I think we – humans, you and me – accept the love we think we deserve. I’ve often wondered if my attraction to people younger than myself is because of my easy-going personality and youthful spirit, or because I don’t take myself seriously. How could I have anything in common with someone who has a career, or owns a house, or made a million dollars by the time they’re forty?? I think I never looked for a Grown Up, because I never saw myself as one.
But the love and acceptance doesn’t just apply to romantic partners. It applies to EVERYTHING. What kind of friends do you think you deserve? Are you hanging out with “losers” (my definition: people who have no ambition or dreams, aren’t interested in growing, unwilling to do The Work, and/or accept responsibility for their life)? Maybe your friends reflect your own fears. Do you have weak boundaries, let others take advantage of you? I think we accept bad boundaries because we don’t see the value in our own boundaries, or fear that we’ll be unlovable if we expect better behaviour from others.
We also accept the God/s we think we deserve. Once I got past thinking about my relationships, I realized that this applies to my spiritual life too. I fear the gods won’t show up…. and they don’t (occasionally they have, but not regularly). It’s not so much because I’m ‘doing it wrong,’ but because I think I’m doing it wrong, that I’m not enough, that I ought to try harder, that it should be hard work.I never used to think I was an ambitious person.
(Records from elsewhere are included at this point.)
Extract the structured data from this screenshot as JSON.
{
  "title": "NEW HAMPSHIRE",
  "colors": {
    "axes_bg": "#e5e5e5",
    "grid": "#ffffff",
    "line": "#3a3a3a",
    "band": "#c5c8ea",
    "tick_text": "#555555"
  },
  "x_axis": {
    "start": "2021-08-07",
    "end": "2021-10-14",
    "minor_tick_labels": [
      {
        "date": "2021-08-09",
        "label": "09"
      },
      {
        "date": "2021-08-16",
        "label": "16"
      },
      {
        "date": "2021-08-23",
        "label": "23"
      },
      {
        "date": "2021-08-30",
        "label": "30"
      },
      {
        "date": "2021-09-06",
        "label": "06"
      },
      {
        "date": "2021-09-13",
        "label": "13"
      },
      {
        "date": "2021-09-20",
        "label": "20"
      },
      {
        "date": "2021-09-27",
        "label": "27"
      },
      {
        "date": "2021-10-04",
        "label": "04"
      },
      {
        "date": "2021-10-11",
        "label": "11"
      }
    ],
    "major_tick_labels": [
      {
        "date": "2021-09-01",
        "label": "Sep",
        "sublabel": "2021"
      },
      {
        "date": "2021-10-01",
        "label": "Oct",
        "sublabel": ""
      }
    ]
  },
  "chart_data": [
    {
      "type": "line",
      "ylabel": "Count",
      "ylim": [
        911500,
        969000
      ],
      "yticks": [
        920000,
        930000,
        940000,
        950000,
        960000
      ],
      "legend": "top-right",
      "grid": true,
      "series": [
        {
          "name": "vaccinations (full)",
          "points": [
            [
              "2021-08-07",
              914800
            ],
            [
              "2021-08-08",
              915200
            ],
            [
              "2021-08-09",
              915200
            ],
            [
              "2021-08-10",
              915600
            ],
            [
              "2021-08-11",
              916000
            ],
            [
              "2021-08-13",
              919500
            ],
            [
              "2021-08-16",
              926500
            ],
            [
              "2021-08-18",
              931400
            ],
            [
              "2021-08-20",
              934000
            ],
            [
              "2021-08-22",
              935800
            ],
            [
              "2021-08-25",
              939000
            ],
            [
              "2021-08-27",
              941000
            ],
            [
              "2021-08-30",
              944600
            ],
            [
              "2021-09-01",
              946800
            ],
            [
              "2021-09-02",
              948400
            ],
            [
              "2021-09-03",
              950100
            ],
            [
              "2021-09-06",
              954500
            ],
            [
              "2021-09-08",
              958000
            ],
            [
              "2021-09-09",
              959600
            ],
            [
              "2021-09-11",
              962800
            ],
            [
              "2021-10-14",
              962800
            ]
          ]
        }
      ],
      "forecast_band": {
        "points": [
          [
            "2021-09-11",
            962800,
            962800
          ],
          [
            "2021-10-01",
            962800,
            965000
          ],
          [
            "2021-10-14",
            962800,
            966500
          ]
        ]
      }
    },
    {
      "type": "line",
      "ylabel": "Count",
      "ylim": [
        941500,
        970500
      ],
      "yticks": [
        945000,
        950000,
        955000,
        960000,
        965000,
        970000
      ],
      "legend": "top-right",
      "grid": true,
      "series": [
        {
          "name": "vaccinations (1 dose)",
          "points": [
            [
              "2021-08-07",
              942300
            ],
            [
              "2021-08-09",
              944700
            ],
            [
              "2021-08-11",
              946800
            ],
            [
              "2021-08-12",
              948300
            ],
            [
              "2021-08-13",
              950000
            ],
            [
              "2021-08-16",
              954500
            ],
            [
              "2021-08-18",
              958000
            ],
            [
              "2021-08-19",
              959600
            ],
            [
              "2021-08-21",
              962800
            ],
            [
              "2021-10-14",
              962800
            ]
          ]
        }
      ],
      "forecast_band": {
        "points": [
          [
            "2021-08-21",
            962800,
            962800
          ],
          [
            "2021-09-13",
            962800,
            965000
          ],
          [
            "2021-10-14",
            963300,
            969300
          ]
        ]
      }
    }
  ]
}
I have never wanted to be a doctor or lawyer. In fact, I’ve never had a traditional career ambition in my life. But I am ambitious – I work hard at everything I do. I expect excellence from myself. Yet deep down I fear that I’m just overcompensating for being Less Than, Not Enough, Unworthy. And so I accept a weaker practice, I accept people and relationships (even with divinities) that don’t always show up; by taking myself so seriously I actually don’t take myself seriously enough. I expect it to be hard, and upon reflection I see that I continually choose people who are hard work – and traditions that are demanding as well. This has many rewards, but also lots of challenges, ones I wasn’t aware I was choosing.
One of the things I’ve learned from starting My Own Ashram project is how a simple yet dedicated practice can transform my spiritual experience. I don’t have to overdo things nor be perfect; I don’t have to take myself so seriously that I lose the honesty and reality of where I’m actually at on any given day. By showing up every day in some form or another, I am acknowledging my dedication to myself, to my family and to my gods. I’m taking myself seriously and coming to realize that I deserve a lot more. I’m ready to accept a deeper relationship with the world around me.
I’m starting to see that I deserve more. Oh, I’m still really uncomfortable with that word: deserve. I wonder if it’s from my time in Christianity – in which all things are absolutely unworthy, undeserving. I’m ready to shed that and try on for size what it feels like to deserve more. I’m ready to accept a deeper a love.